Recent Stoneleigh Burnham graduate Sophie Spring of Colrain works on her research project in Barbados.
Recent Stoneleigh Burnham graduate Sophie Spring of Colrain works on her research project in Barbados. Credit: CONTRIBUTED Photo/Stoneleigh-Burnham School

COLRAIN — A recent Stoneleigh-Burnham School graduate from Colrain is teaming up with a tiny mollusk to try to fix water quality problems in Barbados, and that research recently landed her a quick trip to Hawaii, where she presented it at an international coral reef science symposium.

Now, she’s spending her time in New York, learning the ropes of raising oysters so that she can head back to the Caribbean island and apply her idea in the real world.

Sophie Spring, 18, of Colrain, said her project seeks to employ the Mangrove Oyster, Crassostrea gasar, as a natural bioremediation agent to remove excessive levels of phosphorous and nitrogen from Holetown Bay in Barbados so that the water will have adequate oxygen levels to allow coral to grow on nearby breakwaters. It started as a research paper for Stoneleigh-Burnham’s International Baccalaureate program, the Extended Essay, a 4,000-word paper in which students investigate a topic of their own interest using college-level methods.

Spring said she got the idea for the project after reading an article about the use of oysters to a similar end in the Chesapeake Bay. She was encouraged to pursue it by her adviser at school and her mother, who is a marine biologist.

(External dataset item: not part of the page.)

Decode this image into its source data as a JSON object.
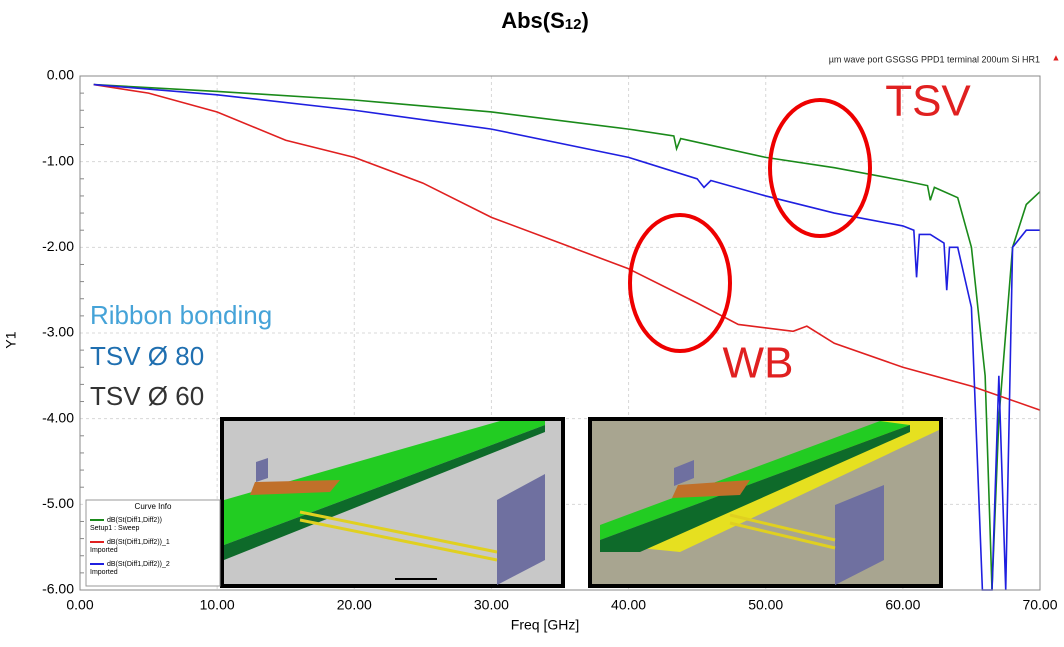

During her initial research, she contacted Baird & Associates, a Canadian coastal engineering firm, whose CEO Kevin McIntosh tipped her off to the situation in Holetown Bay and recommended it as a spot to develop her conceptual model.

Spring said the bay has been polluted by sugarcane farming in the area, and more recently by tourist activity, which resulted in the heightened phosphorous and nitrogen levels. That causes more algae to grow, starving the area of oxygen.

The oysters naturally filter those chemicals out of the water.

If the process works and coral begins to grow, Spring said that’d be a good indicator that the water quality is indeed improving.

After spending a week in Barbados, she penned the paper and was encouraged to submit it to the International Coral Reef Symposium, which was being held in June in Honolulu, Hawaii. To her surprise, it was accepted.

“I put it in just in case, but it got accepted,” she said, speaking by phone from the oyster farm in Fishers Island, N.Y. Friday. “I was really, really excited.”

Spring said she was able to present her own research, sit in on a series of lectures on other scientists’ projects, and network at the conference.

“It was the time of my life,” she said. “I got there, and everyone thought I was older than I was,” she said. “It was mostly graduate and doctoral students, and when they asked where I went to school I told them ‘I’m going to the University of Exeter in the fall.’ It was cool to be treated like an adult.”

Spring said she’s been in talks with Baird & Associates about the project’s future and plans to return to Barbados to implement it. She hopes to secure funding from the Barbadian government.

She’ll study conservation biology and ecology at Exeter in the United Kingdom in the fall.